I get a touch of nostalgia watching the westerns. My granddad and I used to watch them together on Sundays after lunch and quote the lines back and forth to each other before the character would speak them.

Anyway, the two flicks I caught this week were “Junior Bonner,” starring Steve McQueen, and “The Electric Horseman,” starring Robert Redford. Two stories about cowboys having some difficulty adjusting to the changin’ times.  It’s a compelling and evergreen theme, and each character has to go about adjusting in their own way: A way that will work on their terms. A classic bit of foreshadowing in the dialogue of one of the movies between the protagonist and a friend:

“Loan me $15?”

“I already gave you $25.”

“Well, that makes $40.”

“You got change?”

“Nope. But I will have.”

It’s enough to make me want to go out and buy a beat-up Cadillac convertible and pull a single horse trailer on a tour of the Southwest. Never mind that the only time I ever rode a horse in my life was when my dad put me on the back of a Shetland pony when I was a kid. Danged horse took off as fast as he could for the nearest low hanging branch and knocked me right out of the saddle. Everyone gathered thought it was pretty funny but I wasn’t so impressed.

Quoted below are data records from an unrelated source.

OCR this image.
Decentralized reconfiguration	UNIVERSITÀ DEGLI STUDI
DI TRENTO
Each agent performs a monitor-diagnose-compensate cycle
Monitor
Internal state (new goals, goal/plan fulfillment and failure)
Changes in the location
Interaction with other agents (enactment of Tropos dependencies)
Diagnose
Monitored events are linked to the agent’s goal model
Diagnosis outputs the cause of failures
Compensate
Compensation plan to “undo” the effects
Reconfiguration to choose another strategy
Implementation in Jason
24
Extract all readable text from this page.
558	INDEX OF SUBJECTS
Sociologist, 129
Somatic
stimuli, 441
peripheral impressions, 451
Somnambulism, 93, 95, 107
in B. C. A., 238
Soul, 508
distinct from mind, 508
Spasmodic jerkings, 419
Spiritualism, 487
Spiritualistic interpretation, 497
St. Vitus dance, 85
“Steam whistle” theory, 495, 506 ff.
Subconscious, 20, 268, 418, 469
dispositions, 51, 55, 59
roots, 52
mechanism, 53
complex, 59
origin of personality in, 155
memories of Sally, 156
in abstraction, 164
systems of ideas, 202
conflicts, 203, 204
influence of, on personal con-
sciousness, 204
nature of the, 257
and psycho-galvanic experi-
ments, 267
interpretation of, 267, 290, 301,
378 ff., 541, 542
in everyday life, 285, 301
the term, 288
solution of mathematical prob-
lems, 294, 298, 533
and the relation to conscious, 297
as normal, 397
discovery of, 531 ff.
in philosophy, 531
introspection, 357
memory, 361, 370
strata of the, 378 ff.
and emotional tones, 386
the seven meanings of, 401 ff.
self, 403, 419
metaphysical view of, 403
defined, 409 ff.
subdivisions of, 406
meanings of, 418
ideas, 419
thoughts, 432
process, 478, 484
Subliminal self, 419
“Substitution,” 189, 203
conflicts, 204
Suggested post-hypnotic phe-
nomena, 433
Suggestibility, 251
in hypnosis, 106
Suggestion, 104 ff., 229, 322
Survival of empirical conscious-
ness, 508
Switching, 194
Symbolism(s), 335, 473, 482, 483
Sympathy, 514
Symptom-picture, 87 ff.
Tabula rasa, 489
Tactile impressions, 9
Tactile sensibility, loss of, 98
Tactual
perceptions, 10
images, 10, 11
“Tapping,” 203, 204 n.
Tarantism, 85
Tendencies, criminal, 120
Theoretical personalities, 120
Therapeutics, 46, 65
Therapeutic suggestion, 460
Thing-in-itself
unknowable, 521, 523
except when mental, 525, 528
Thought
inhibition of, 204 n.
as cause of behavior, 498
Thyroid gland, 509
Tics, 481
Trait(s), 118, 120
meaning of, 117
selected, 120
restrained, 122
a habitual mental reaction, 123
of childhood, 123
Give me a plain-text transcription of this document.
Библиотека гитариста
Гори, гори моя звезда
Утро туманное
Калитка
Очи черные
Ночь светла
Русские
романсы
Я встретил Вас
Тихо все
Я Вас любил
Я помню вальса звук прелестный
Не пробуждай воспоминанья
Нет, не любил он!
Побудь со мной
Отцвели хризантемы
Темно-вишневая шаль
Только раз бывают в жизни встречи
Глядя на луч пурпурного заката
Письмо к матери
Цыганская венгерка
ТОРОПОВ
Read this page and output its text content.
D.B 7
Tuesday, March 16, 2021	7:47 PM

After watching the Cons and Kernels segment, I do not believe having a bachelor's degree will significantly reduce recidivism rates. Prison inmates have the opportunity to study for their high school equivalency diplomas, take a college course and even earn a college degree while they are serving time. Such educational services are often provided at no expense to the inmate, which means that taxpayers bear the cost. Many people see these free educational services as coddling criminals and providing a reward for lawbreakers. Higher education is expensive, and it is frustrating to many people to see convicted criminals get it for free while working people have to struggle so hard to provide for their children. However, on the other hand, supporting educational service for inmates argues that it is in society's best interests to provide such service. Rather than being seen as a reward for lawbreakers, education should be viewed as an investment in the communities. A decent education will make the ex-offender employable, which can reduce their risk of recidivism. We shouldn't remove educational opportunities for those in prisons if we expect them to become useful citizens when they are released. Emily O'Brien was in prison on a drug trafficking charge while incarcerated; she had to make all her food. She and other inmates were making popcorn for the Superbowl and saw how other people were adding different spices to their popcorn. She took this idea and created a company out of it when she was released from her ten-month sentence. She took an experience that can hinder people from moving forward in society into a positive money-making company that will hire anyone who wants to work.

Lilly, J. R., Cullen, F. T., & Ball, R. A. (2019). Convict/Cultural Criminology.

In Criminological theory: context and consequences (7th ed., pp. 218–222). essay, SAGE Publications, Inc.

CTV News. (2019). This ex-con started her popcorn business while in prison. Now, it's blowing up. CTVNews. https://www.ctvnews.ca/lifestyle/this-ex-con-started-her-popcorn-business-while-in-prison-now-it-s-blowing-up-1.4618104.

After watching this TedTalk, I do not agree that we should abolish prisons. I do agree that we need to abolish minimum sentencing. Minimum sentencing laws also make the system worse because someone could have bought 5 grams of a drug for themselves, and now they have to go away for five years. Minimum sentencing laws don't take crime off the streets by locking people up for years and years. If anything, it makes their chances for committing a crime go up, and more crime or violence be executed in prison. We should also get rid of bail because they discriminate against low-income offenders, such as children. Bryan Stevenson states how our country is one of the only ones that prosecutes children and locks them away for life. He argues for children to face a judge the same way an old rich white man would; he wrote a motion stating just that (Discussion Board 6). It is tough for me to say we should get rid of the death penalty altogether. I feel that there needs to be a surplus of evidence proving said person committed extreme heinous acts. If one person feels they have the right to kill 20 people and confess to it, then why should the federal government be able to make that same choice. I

Of course, not all westerns delve so deeply into realism. The TV variety can be very lighthearted and fun. Of the countless that were released, back when gas was thirty cents a gallon, my favorite is “Bonanza.” You have to get your head around a few issues for the show to work, a truism for everything on TV. Poor Ben Cartwright. Married three times, widowed three times. With a son from each engagement. Ladies, don’t even look his way.

While “Bonanza” will always be my favorite I mourn for “The Big Valley.” The premise of that show holds the most promise of all my favorite western TV series. And while Lorne Greene was a great man, and sold tons of Alpo in his day, Barbara Stanwyck was a certified movie star. But most of the plots and storylines of “The Big Valley” are thin and weak, even for the time they were made and the genre. A shame.